Columnist Rob Enderle describes 2015 as yet another year when stupid decisions were the norm. He would like to see folks finally learning from their mistakes, but he won’t be holding his breath.

Here’s a thought, before you spend massive amounts of money collecting more data, why not spend a little analyzing better what you already have? The group that collects the most data doesn’t win, the group that makes the most informed decisions wins -- this is true for business as well as government. Most firms would be far more successful if they focused more on quality results and less on capturing more data.

IoT is stupid

Here is why we aren’t secure enough and we are in a cyberwar.

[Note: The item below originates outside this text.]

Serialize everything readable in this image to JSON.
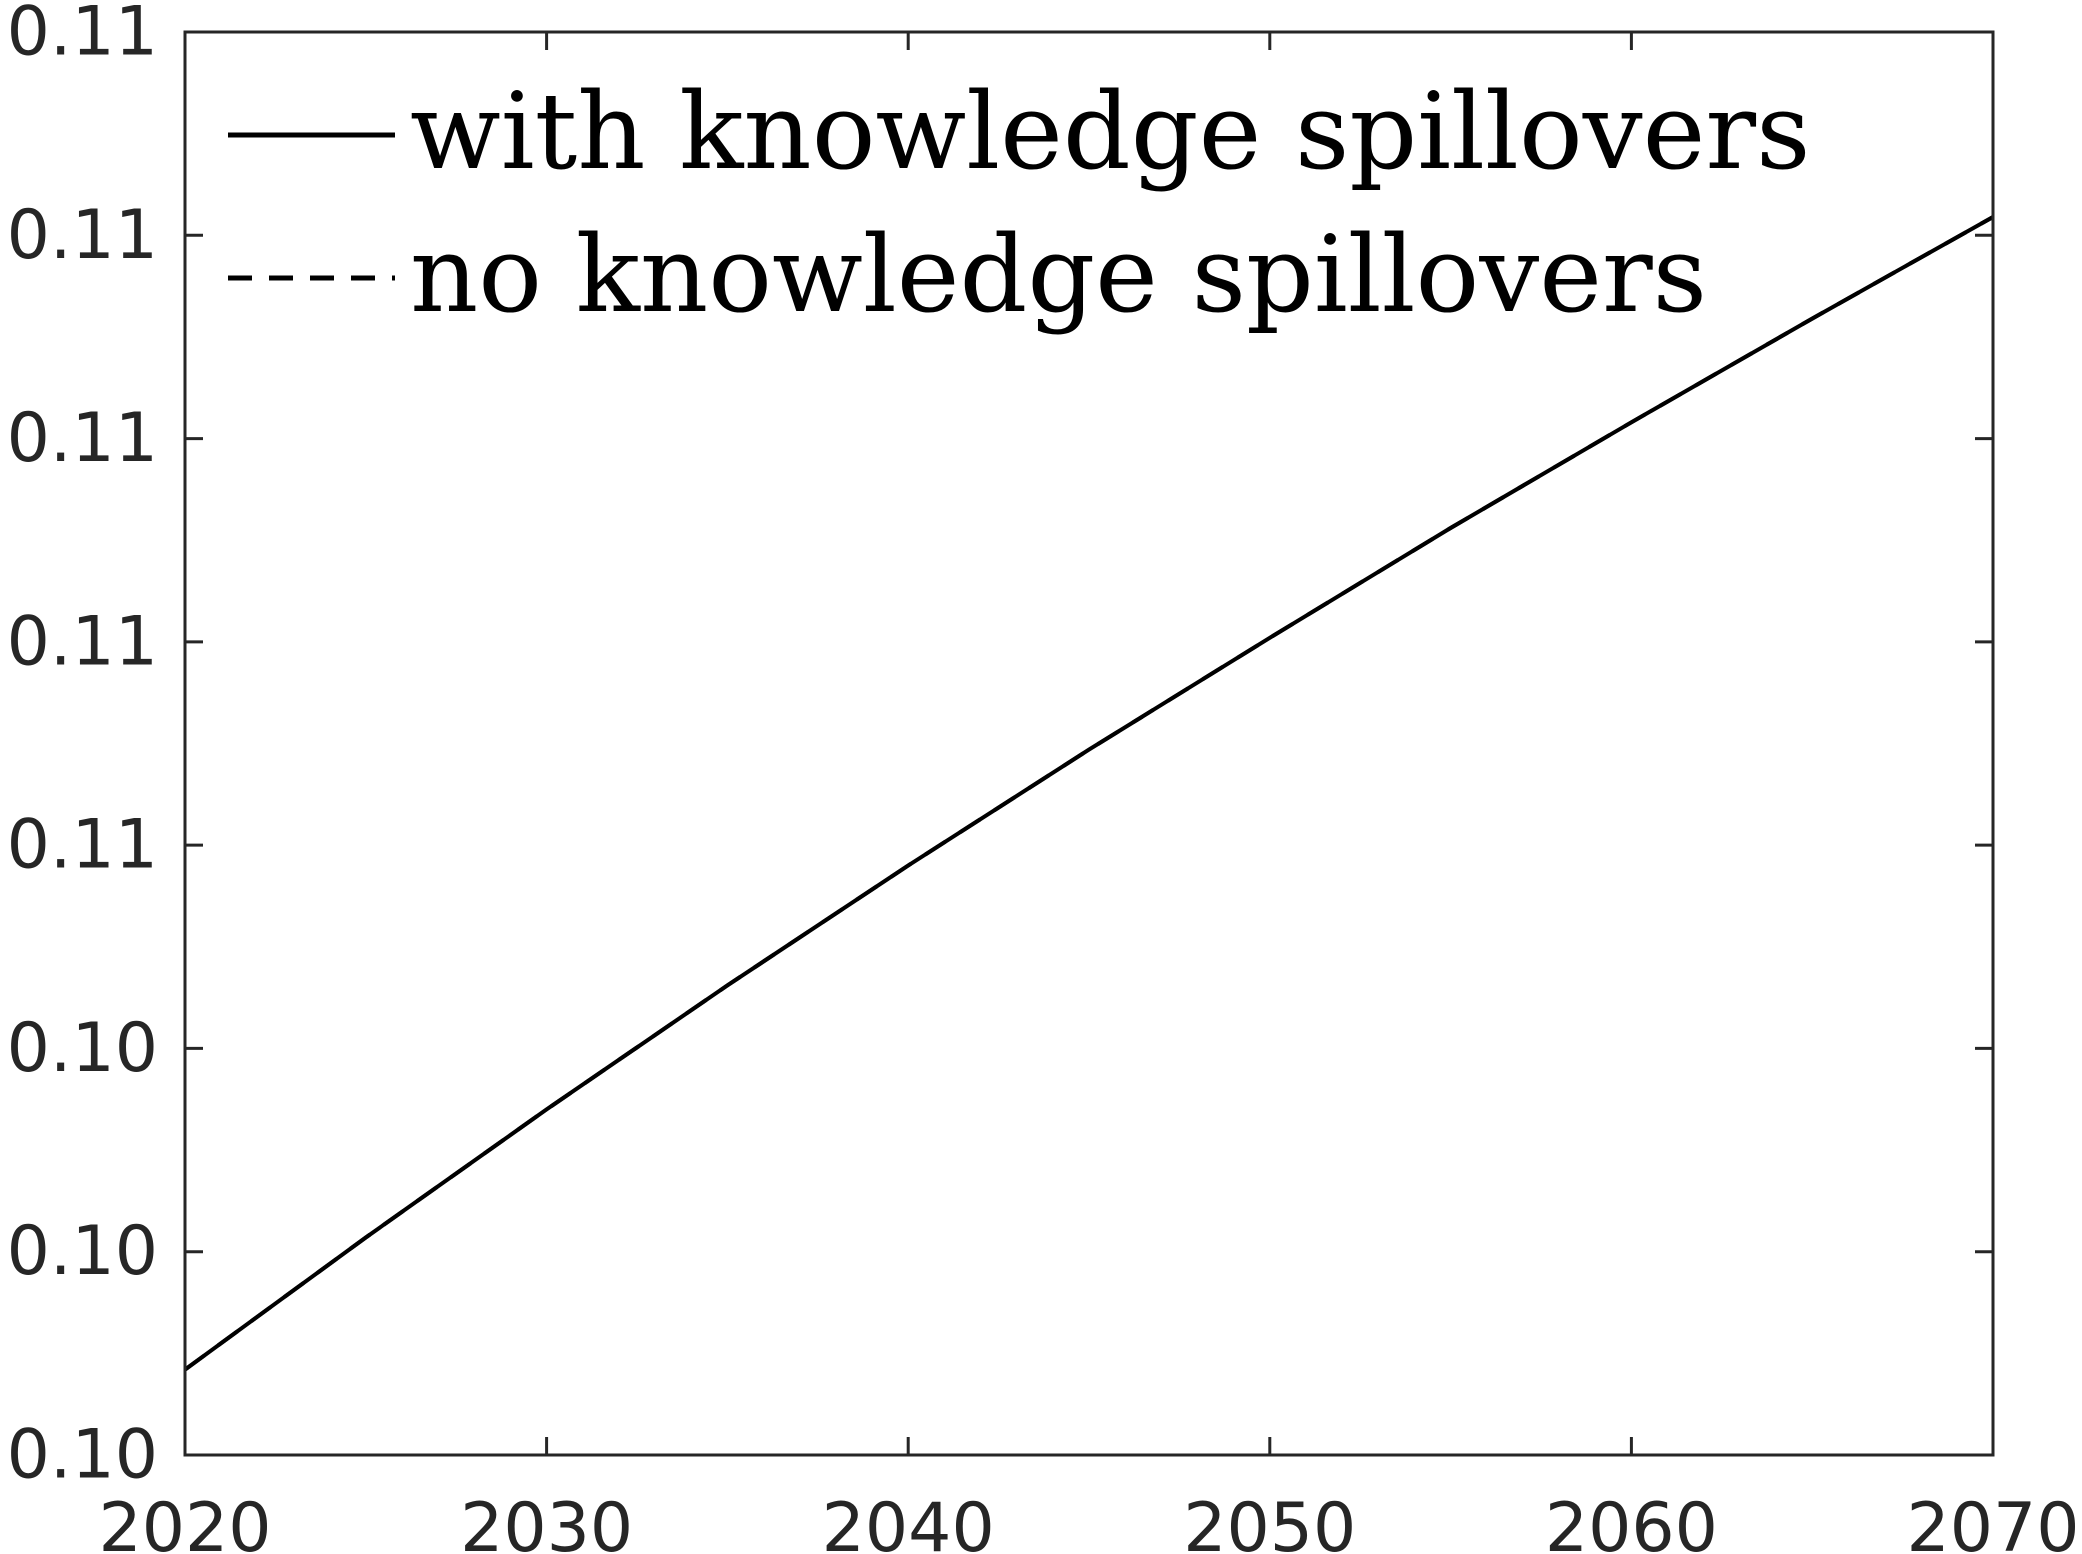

If you can’t adequately secure what you currently have why the heck would you connect a whole bunch of critical systems to the Web? This just seems like we are asking for an apocalyptical end. Security needs to come first and yet, and we saw this with the Chrysler hack, we are still connecting things more effectively than we are securing them.

Can you imagine what would happen if say a million self-driving cars successfully received the command to suddenly turn? We’d be raining cars off the Golden Gate Bridge, 9/11 would look almost insignificant by comparison. Rather than connecting stuff directly to the network maybe consider connecting them to a secure hub instead?

Rethink executive compensation

From Golden Parachutes in the tens of millions to bumping someone up 10x or more in full compensation for a promotion it shouldn’t have taken Martin Shkreli (the problematic now ex-CEO of Turing Pharmaceuticals) to point out that excessive compensation leads to stupid behavior. These mammoth sums of money become huge distractions and often lead to really bad behavior.

The CEO needs to be focused on running the firm, not distracted by his or her own massive compensation package. Giving a new untested CEO tens of millions of dollars just seems whacked.

Time to stop repeating mistakes

It just seems we can look back at the last several years and watch the same mistakes made over and over again. Granted, the vast majority of us will have no control over any of this stuff, but many of us can pick and choose the firms we work for or contract with. Simply looking to see if the board and CEO are repetitively doing stupid stuff should be a natural test before we put our careers or major projects at risk with them.

Maybe if we make better decisions with regard to who we work for or employ then boards will get the message. But given these stupid things are company killers anyway I have little real hope that will happen, but at least we can protect ourselves better.